New documents give a scathing account of what authorities called the “blatantly unprofessional” conduct of five Memphis officers involved in the fatal police beating of Tyre Nichols during a traffic stop last month. They include revelations about how one officer took and shared pictures of the bloodied victim, the Associated Press reports. Officer Demetrius Haley stood over Nichols as he lay propped against a police car and took photographs, which Haley sent to other officers and a female acquaintance, said the Tennessee Peace Officers Standards and Training Commission. “Your on-duty conduct was unjustly, blatantly unprofessional and unbecoming for a sworn public servant,” the Memphis Police Department wrote in requesting that Haley and the other officers be decertified. The five officers — Haley, Desmond Mills Jr., Tadarrius Bean, Justin Smith and Emmitt Martin III — have been fired and charged with second-degree murder. Another officer has also been fired and a seventh has been relieved of duty in connection with the latest police killing to prompt angry nationwide protests and an intense public conversation about how police officers treat Black people
As many as 13 Memphis officers could end up being disciplined.

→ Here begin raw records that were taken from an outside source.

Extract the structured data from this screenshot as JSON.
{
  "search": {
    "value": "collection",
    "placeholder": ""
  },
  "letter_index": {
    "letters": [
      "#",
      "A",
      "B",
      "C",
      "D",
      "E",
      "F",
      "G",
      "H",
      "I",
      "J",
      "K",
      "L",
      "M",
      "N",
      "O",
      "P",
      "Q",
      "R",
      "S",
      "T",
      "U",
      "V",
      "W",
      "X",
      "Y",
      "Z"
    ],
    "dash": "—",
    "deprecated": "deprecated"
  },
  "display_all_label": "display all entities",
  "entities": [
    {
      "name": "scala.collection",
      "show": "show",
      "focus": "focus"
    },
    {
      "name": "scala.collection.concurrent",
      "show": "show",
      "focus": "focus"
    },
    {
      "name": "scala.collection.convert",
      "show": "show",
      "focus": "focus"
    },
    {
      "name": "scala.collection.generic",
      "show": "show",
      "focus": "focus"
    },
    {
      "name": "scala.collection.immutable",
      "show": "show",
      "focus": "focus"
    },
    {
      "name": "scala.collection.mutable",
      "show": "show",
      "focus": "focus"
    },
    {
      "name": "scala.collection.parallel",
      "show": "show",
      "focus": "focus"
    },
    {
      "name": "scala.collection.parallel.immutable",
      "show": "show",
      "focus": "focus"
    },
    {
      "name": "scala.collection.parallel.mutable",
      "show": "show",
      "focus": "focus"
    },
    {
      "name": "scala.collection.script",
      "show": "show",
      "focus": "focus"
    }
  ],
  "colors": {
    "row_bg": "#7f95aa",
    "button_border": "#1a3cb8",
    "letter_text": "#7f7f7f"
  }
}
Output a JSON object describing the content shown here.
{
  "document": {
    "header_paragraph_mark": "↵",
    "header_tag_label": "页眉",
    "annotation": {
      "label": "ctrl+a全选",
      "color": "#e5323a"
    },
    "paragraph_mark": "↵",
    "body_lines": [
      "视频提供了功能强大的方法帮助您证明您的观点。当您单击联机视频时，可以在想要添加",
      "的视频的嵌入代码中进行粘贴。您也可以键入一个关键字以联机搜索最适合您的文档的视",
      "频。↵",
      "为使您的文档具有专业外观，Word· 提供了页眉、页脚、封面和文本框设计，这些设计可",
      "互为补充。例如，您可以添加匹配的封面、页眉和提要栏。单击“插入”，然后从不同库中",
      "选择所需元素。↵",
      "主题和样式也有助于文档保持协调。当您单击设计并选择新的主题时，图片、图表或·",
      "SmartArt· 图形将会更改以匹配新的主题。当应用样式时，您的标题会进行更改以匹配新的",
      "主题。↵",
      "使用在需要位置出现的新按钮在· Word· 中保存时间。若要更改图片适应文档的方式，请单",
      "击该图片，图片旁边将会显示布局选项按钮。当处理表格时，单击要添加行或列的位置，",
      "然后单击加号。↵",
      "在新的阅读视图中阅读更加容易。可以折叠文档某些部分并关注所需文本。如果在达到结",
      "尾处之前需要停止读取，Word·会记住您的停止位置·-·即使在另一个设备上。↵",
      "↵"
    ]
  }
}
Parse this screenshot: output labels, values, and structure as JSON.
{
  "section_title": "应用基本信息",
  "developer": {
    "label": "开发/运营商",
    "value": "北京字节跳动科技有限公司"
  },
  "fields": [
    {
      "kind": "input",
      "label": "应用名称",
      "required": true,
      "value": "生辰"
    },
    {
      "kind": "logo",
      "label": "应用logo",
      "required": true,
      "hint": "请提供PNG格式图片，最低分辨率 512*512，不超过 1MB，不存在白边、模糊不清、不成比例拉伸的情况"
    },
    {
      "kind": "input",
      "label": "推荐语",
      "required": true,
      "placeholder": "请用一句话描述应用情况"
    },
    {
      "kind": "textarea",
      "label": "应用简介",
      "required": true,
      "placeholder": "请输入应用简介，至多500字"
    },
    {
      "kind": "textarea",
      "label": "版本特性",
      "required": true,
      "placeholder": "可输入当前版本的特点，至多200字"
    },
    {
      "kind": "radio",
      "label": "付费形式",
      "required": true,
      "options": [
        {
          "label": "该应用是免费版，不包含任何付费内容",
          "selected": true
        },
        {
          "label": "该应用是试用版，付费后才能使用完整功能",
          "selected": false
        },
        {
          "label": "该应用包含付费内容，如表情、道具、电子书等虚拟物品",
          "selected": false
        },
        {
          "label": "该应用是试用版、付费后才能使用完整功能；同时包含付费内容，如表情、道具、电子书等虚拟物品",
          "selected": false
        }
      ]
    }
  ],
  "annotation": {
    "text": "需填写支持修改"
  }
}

A Memphis man filed a federal civil-rights lawsuit Tuesday alleging he was unjustly beaten by a group of police officers that included those charged with killing Nichols. The alleged excessive force happened three days before Nichols’s fatal encounter with police. The suit seeks $5 million in compensatory damages, the Wall Street Journal reports. Monterrious Harris, 22, sued the city of Memphis, as well as the five former officers facing second-degree murder charges in Nichols’s death. Harris was visiting a cousin at an apartment complex on Jan. 4 when his car was surrounded by a number of masked individuals “wearing black ski-masks, dressed in black clothing, brandishing guns, other weapons, hurling expletives and making threats to end his life if he did not exit his car,” according to the suit. The individuals were members of the city’s now-disbanded Scorpion police unit that targeted street crime, but none identified themselves as police, Harris alleged. The suit said Harris thought he was being robbed and panicked, attempting to reverse the car to escape. He eventually left the vehicle with his hands raised, at which point the individuals began punching, stomping and dragging him across concrete.